As part of the preoperative MRI evaluation, both the brain and the spinal canal are examined, but the yield in the spinal canal is limited. In the postoperative follow-up of tumor, both CT and MRI play an important role in searching for residual tumor, which may be seen as calcification on CT (Fig. 9.21A) or as enhancement on MRI (Fig. 9.21B). Residual tumor, whether local or distant from the original site of surgery, may initially be difficult to detect. Small areas of tumor seeding from an ependymoma to the ependymal surface of the ventricular system, such as the lateral ventricles, often will not show contrast enhancement in the early stages of growth. Only when the tumor develops a larger blood supply will start to enhance (Fig. 9.22). A tumor that persists and grows over time eventually will seed to the subarachnoid space not only intracranially, but also in the spinal canal. As these tumors grow, they often become hemorrhagic.

Proton spectroscopy is a useful adjunct to the imaging studies because ependymomas have a different spectrum than do astrocytomas and PNETs, with preservation of creatine, elevation of choline, and decrease in NAA (14). The creatine is not preserved in PNET and astrocytoma.

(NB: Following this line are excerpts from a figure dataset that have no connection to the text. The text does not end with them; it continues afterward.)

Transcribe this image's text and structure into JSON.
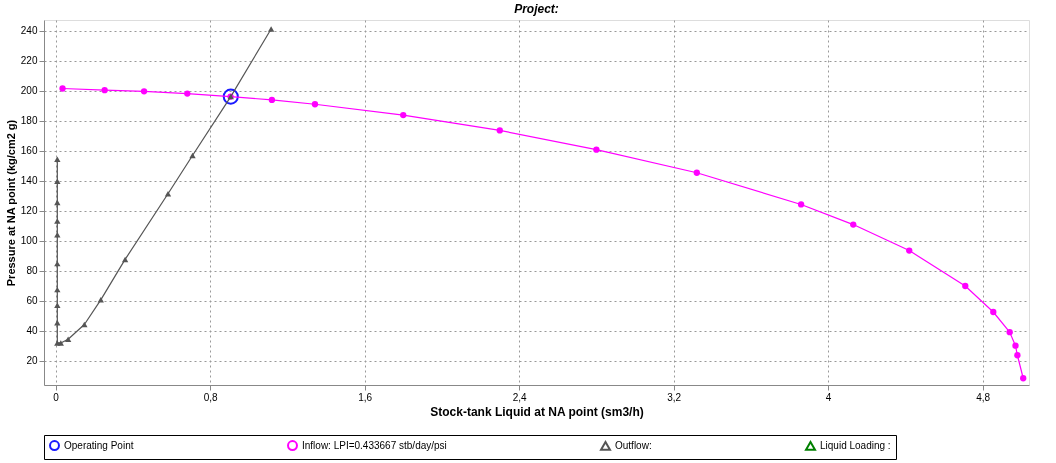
{
  "chart_data": {
    "type": "line",
    "title": "Project:",
    "xlabel": "Stock-tank Liquid at NA point (sm3/h)",
    "ylabel": "Pressure at NA point (kg/cm2 g)",
    "xlim": [
      -0.06,
      5.04
    ],
    "ylim": [
      4,
      247
    ],
    "xticks": [
      {
        "value": 0,
        "label": "0"
      },
      {
        "value": 0.8,
        "label": "0,8"
      },
      {
        "value": 1.6,
        "label": "1,6"
      },
      {
        "value": 2.4,
        "label": "2,4"
      },
      {
        "value": 3.2,
        "label": "3,2"
      },
      {
        "value": 4,
        "label": "4"
      },
      {
        "value": 4.8,
        "label": "4,8"
      }
    ],
    "yticks": [
      20,
      40,
      60,
      80,
      100,
      120,
      140,
      160,
      180,
      200,
      220,
      240
    ],
    "grid": true,
    "legend": "bottom",
    "line_style": "solid",
    "series": [
      {
        "name": "Operating Point",
        "type": "scatter",
        "color": "#1a1aff",
        "marker": "circle",
        "x": [
          0.907
        ],
        "values": [
          196
        ]
      },
      {
        "name": "Inflow: LPI=0.433667 stb/day/psi",
        "color": "#ff00ff",
        "marker": "circle",
        "x": [
          0.036,
          0.254,
          0.458,
          0.682,
          0.906,
          1.12,
          1.343,
          1.8,
          2.3,
          2.8,
          3.32,
          3.86,
          4.13,
          4.42,
          4.71,
          4.855,
          4.94,
          4.97,
          4.98,
          5.01
        ],
        "values": [
          201.4,
          200.3,
          199.5,
          198,
          196,
          193.8,
          190.9,
          183.7,
          173.5,
          160.7,
          145.3,
          124.2,
          110.8,
          93.5,
          69.9,
          52.6,
          39.2,
          30.2,
          23.8,
          8.5
        ]
      },
      {
        "name": "Outflow:",
        "color": "#555555",
        "marker": "triangle",
        "x": [
          0.009,
          0.009,
          0.009,
          0.009,
          0.009,
          0.009,
          0.009,
          0.009,
          0.009,
          0.009,
          0.027,
          0.065,
          0.149,
          0.234,
          0.36,
          0.582,
          0.709,
          0.907,
          1.116
        ],
        "values": [
          154.3,
          139.6,
          125.5,
          113.2,
          104,
          84.8,
          67.5,
          57.1,
          45.4,
          32,
          32,
          34.5,
          44.3,
          60.7,
          87.6,
          131.3,
          156.8,
          196,
          241
        ]
      },
      {
        "name": "Liquid Loading :",
        "color": "#008000",
        "marker": "triangle"
      }
    ]
  }
}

CPP of the fourth ventricle lies within the fourth ventricle and usually does not extend through the foramina into the adjacent subarachnoid space, as is the case with the ependymoma. The tumor is usually of uniform increased density on CT and enhances intensely and homogeneously (Fig. 9.23A) (54). The size is variable, from quite small—not much larger than the choroid plexus itself—to one that completely fills and distends the fourth ventricle.

The CPP typically on T1 is a hypointense mass, and it is usually somewhat hyperintense on T2 with focal hypointensities within it reflecting some of the blood flow that is quite rich within this tumor (Fig. 9.23B,C) (55). The enhancement pattern is typically homogeneous and bright (Fig. 9.23D). Often, the appearance of the tumor has a characteristic cluster-of-grapes morphology (Fig. 9.24) that resembles the overall appearance of native choroid plexus. After a negative postoperative study, there is usually no further need for significant follow-up and no need to examine the spinal canal.